Un tramonto sulla storia

Ciondolavo stancamente sul belvedere della città.
Cercavo di capire, là sul monte, cosa mi teneva ostinatamente legato a quell’incrostazione di case, a quella distesa di marmo e ardesia.
Una trama di vicoli stretti e spigolosi.
Tutto incastrato alla perfezione, palazzi, chiese e piazze. Tutto dolcemente tinto di rosa, da un sole che si degnava di tramontare delicatamente, così da incoraggiare ogni speranza che da lì a poco sarebbe rimasta al buio.
Ogni volta che vedevo la platea cittadina dall’amena spianata mi dicevo che valeva la pena di vivere. Per rivedere questo spettacolo anche domani.
L’alternativa era di morire lì, con la pelle impregnata dalla luce color pesca, al tramonto. Ecco una prima risposta al perché continuo a essere schiavo docile di questa sopita repubblica.

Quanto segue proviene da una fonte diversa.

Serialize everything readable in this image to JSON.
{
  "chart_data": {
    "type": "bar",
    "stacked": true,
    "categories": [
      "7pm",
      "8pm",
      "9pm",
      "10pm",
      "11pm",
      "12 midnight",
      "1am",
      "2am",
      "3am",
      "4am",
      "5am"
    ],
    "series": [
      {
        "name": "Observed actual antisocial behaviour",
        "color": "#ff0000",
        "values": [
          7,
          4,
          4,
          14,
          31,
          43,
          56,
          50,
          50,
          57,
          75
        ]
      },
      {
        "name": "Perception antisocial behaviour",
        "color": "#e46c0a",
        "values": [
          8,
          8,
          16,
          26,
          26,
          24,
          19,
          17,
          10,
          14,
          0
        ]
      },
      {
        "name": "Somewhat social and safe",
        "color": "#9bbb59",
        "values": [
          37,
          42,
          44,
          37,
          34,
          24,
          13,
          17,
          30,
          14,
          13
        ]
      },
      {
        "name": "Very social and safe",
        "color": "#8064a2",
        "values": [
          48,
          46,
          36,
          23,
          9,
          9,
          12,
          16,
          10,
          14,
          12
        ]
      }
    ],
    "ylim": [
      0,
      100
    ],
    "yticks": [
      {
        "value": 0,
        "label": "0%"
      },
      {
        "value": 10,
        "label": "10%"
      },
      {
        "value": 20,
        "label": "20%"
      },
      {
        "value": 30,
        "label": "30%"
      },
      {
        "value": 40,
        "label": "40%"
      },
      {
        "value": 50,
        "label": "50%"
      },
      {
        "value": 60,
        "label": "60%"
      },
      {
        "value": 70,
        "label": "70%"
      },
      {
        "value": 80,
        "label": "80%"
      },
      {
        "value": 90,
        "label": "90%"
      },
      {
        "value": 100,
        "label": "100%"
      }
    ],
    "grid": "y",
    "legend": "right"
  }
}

Tornavo sui miei passi, felice, e ringraziavo senza posa i miei genitori, per essere emigrati qui. Altrimenti vivrei in Germania adesso, oppure in Canada, oppure in Piemonte: quel freddo Piemonte di cascine desolate e colori lividi, tutto l’anno.

Invece no, qua sono: e non poeta crepuscolare, non scrittore esistenzialista, ma pittore di frasi nell’aria salmastra e colorata.

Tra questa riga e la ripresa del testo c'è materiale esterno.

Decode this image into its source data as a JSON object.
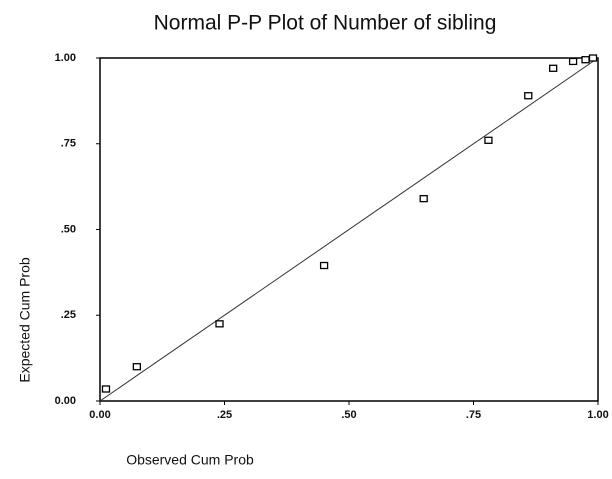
{
  "chart_data": {
    "type": "scatter",
    "title": "Normal P-P Plot of Number of sibling",
    "xlabel": "Observed Cum Prob",
    "ylabel": "Expected Cum Prob",
    "x": [
      0.012,
      0.074,
      0.24,
      0.45,
      0.65,
      0.78,
      0.86,
      0.91,
      0.95,
      0.975,
      0.99
    ],
    "y": [
      0.035,
      0.1,
      0.225,
      0.395,
      0.59,
      0.76,
      0.89,
      0.97,
      0.99,
      0.995,
      1.0
    ],
    "color": "#000000",
    "xlim": [
      0,
      1
    ],
    "ylim": [
      0,
      1
    ],
    "xticks": [
      {
        "value": 0,
        "label": "0.00"
      },
      {
        "value": 0.25,
        "label": ".25"
      },
      {
        "value": 0.5,
        "label": ".50"
      },
      {
        "value": 0.75,
        "label": ".75"
      },
      {
        "value": 1,
        "label": "1.00"
      }
    ],
    "yticks": [
      {
        "value": 0,
        "label": "0.00"
      },
      {
        "value": 0.25,
        "label": ".25"
      },
      {
        "value": 0.5,
        "label": ".50"
      },
      {
        "value": 0.75,
        "label": ".75"
      },
      {
        "value": 1,
        "label": "1.00"
      }
    ]
  }
}
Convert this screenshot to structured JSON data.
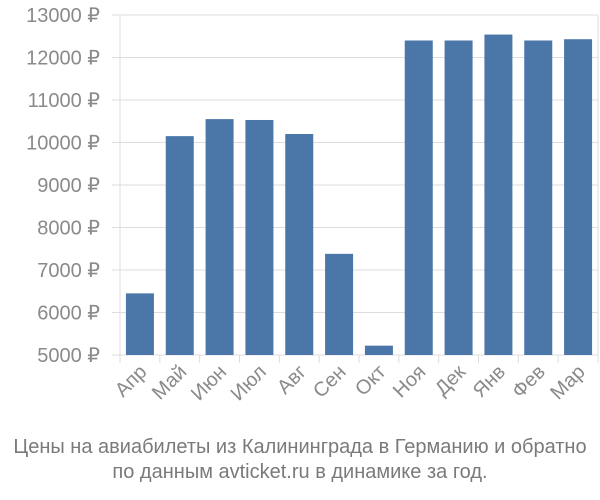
{
  "chart_data": {
    "type": "bar",
    "categories": [
      "Апр",
      "Май",
      "Июн",
      "Июл",
      "Авг",
      "Сен",
      "Окт",
      "Ноя",
      "Дек",
      "Янв",
      "Фев",
      "Мар"
    ],
    "values": [
      6450,
      10150,
      10550,
      10530,
      10200,
      7380,
      5220,
      12400,
      12400,
      12540,
      12400,
      12430
    ],
    "ylim": [
      5000,
      13000
    ],
    "yticks": [
      5000,
      6000,
      7000,
      8000,
      9000,
      10000,
      11000,
      12000,
      13000
    ],
    "tick_suffix": " ₽",
    "grid": true,
    "bar_color": "#4a76a8"
  },
  "caption": {
    "line1": "Цены на авиабилеты из Калининграда в Германию и обратно",
    "line2": "по данным avticket.ru в динамике за год."
  }
}
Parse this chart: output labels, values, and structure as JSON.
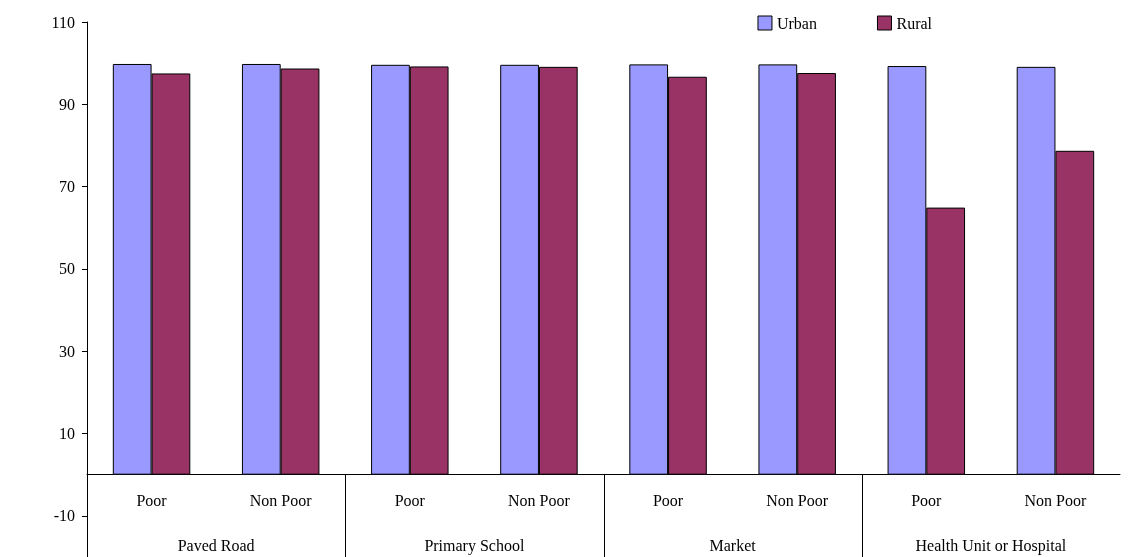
{
  "chart_data": {
    "type": "bar",
    "categories": [
      "Poor",
      "Non Poor",
      "Poor",
      "Non Poor",
      "Poor",
      "Non Poor",
      "Poor",
      "Non Poor"
    ],
    "series": [
      {
        "name": "Urban",
        "color": "#9999ff",
        "values": [
          99.8,
          99.8,
          99.6,
          99.6,
          99.7,
          99.7,
          99.3,
          99.1
        ]
      },
      {
        "name": "Rural",
        "color": "#993366",
        "values": [
          97.5,
          98.7,
          99.2,
          99.1,
          96.7,
          97.6,
          64.9,
          78.7
        ]
      }
    ],
    "annotations": [
      "Paved Road",
      "Primary School",
      "Market",
      "Health Unit or Hospital"
    ],
    "ylim": [
      -20,
      110
    ],
    "yticks": [
      -10,
      10,
      30,
      50,
      70,
      90,
      110
    ],
    "grid": false,
    "legend": "top right"
  }
}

Scendo e vado a mangiare, nei vicoli mi aspettano lame di luce, gli ultimi fendenti solari. Si configgono sulle insegne dei locali o dentro le buie bocche dei portoni, dove ce la fanno. Mi danno una gioia…
La taverna è piena, gli odori onesti. Gli amici siedono in un angolo, parlottando allegramente. Siamo un italico del sud con discendenze grecali; un saraceno, che vuol dire tutto e niente: sicuro è che viene dall’oriente; poi tre liguri, dicono loro, ma in realtà due sono più bastardi di noi, i cognomi lo svelano: Santin e Kosic. Ma in fondo cosa importa.
Siamo il risultato delle avventure e disgrazie dei nostri nonni. Soldati, mercanti e marinai di genti e popoli perseguitati e persecutori alla bisogna. Siamo il risultato di secoli di cottura, uno sformato realizzato dalla signora Storia. Cuoca sopraffina e un poco pasticciona.

Manca una persona all’appello, Enver. Si, come il dittatore albanese, Enver Oxa.
Sta male Enver, mi dicono.
Da quando gli ho svelato che una delle più grandi famiglie storiche di Genova era di origine albanese, si dà un sacco di arie, come solo gli albanesi sanno fare.
Lo prendiamo in giro costantemente, e costantemente s’incazza, ma poi basta offrirgli da bere. Siamo qui in questa taverna con le nostre armature e le nostre vite, siamo la sintesi enciclopedica di quello che l’uomo e i suoi popoli hanno fatto negli ultimi secoli.
“Allora, besugo, eri allo stadio ieri! Come ha giocato il Genoa?”.